Furosemide 40 mg Tablets Recalled Due to Foreign Substance Contamination
Key Takeaways
- The US Food and Drug Administration (FDA) announced a voluntary Class II nationwide recall of Furosemide Tablets, USP 40 mg, after the presence of a foreign substance was identified in one lot.
- The affected product was manufactured by Graviti Pharmaceuticals Pvt Ltd and distributed in the US by Rising Pharmaceuticals Inc.
- Pharmacists should identify, quarantine, and follow recall instructions for lot FUB125042G to prevent patient exposure.

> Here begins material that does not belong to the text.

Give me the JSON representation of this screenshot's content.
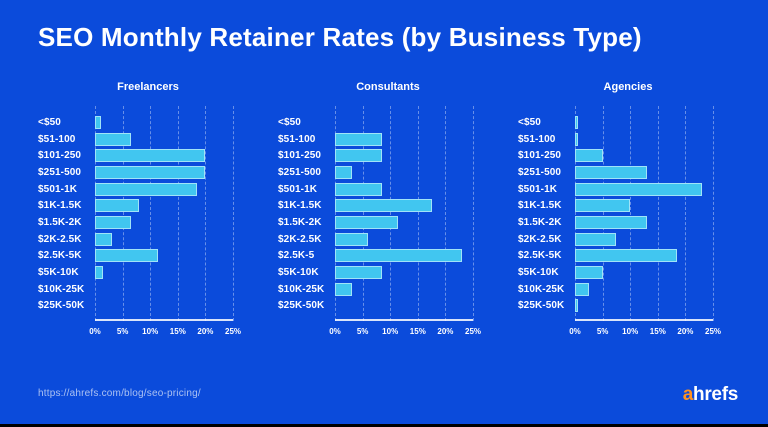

The FDA has reported a voluntary nationwide recall of furosemide tablets, USP 40 mg, packaged in 1000-count bottles and labeled Rx only. The product was manufactured by Graviti Pharmaceuticals Pvt Ltd in Telangana, India, and distributed in the US by Rising Pharmaceuticals Inc of East Brunswick, New Jersey. The affected product carries NDC 64980-563-10 and includes 4212 bottles from lot FUB125042G, with an expiration date of May 13, 2027.
The recall has been assigned FDA Recall Number D-0293-2026 and classified as a Class II recall, indicating that use of or exposure to the product may cause temporary or medically reversible adverse health consequences, or where the probability of serious adverse health consequences is remote. According to the FDA Enforcement Report, the recall was firm-initiated and voluntary, with initial notification to consignees conducted via letter. The recall remains ongoing and affects product distributed nationwide across the US.
The reason for the recall is the presence of a foreign substance in the tablets, which raises potential safety and quality concerns for patients and health care providers. No press release has been issued for this recall. The event is tracked under FDA Event ID 98289, with the recall initiated on January 10, 2026, and officially classified by the FDA on January 21, 2026. Pharmacists are advised to review inventory promptly, quarantine affected stock, and follow firm instructions for return or disposal.
Furosemide is a loop diuretic indicated for the treatment of edema associated with congestive heart failure, hepatic disease, and renal disease, including nephrotic syndrome, and is also commonly used in the management of hypertension.